La misma organización en su documento Guidelines for the Clinical Evaluation for Child and Adolescent Sexual Abuse, aprobado por el Council en June 1988 y modificado en December 1990, recoge

7. Considering false allegations. The possibility of false allegations needs to be considered, particularly if allegations are coming from the parent rather than the child, if parents are engaged in a dispute over custody or visitation, and/or if the child is a preschooler. Under such circumstances, the clinician should meet alone with the child to establish trust and ensure that the child will feel some degree of control over the interview with the alleged offender. If the child is too upset by the proposed visit, and there is risk of traumatizing, the clinician may decide that the visit with the alleged offender should not occur. Resistance from a parent alone is not a reason to avoid this part of the evaluation.

False allegations may arise in other situations as well, such as the misinterpretation of a child's statement or behavior by relatives or caretakers. Adolescents may also occasionally make false allegations out of vindictiveness or to cover their own sexuality. Children who have experienced prior sexual abuse may sometimes misinterpret actions of adults or accuse the wrong person of abuse.

Todo esto parece ser ignorado por nuestros jueces y magistrados, lo que conlleva un incremento de hombres inocentes condenados, lo que puede ser conveniente para nuestro régimen lesbiano, pero nuestra Justicia Simulada lo tolera con facilidad.

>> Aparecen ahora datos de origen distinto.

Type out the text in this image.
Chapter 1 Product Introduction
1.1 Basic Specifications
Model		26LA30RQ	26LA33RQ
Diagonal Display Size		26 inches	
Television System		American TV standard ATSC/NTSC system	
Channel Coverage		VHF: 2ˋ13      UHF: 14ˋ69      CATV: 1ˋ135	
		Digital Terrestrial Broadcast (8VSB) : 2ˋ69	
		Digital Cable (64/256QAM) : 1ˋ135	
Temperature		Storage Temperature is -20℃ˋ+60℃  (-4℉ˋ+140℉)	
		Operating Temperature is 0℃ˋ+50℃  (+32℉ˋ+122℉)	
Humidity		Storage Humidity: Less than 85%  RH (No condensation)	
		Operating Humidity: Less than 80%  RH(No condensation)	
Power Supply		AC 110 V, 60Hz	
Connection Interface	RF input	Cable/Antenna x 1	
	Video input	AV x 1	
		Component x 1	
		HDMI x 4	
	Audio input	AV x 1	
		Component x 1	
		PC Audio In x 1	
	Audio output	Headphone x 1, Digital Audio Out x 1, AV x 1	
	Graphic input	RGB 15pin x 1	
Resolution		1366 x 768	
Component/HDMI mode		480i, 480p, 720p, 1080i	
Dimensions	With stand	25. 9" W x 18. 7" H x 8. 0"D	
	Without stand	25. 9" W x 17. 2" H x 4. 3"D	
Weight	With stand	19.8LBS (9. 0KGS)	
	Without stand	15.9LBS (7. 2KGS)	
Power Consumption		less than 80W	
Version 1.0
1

  • El 48 por ciento de los españoles considera que la Administración de Justicia funciona "mal o muy mal"
  • El 30 por ciento considera que "funciona peor que hace dos o tres años"
  • Seis de cada diez ciudadanos considera que la Justicia está anticuada
  • Siete de cada diez consideran que es muy lenta y que las sentencias no se ejecutan con eficacia
  • Un 49 por ciento de la ciudadanía no cree que los tribunales sean imparciales en su actuación
  • El 54 por ciento de los españoles creen que, a la hora de enjuiciar un caso y dictar sentencia, "los jueces no suelen actuar con total independencia"

II Barómetro de la Justicia de la Fundación Wolters Kluwer. El barómetro. En prensa

¿Sabían los encuestados que en España se condena sin pruebas en cuestiones de género?. ¿Conocían el lado oscuro de la justicia española?.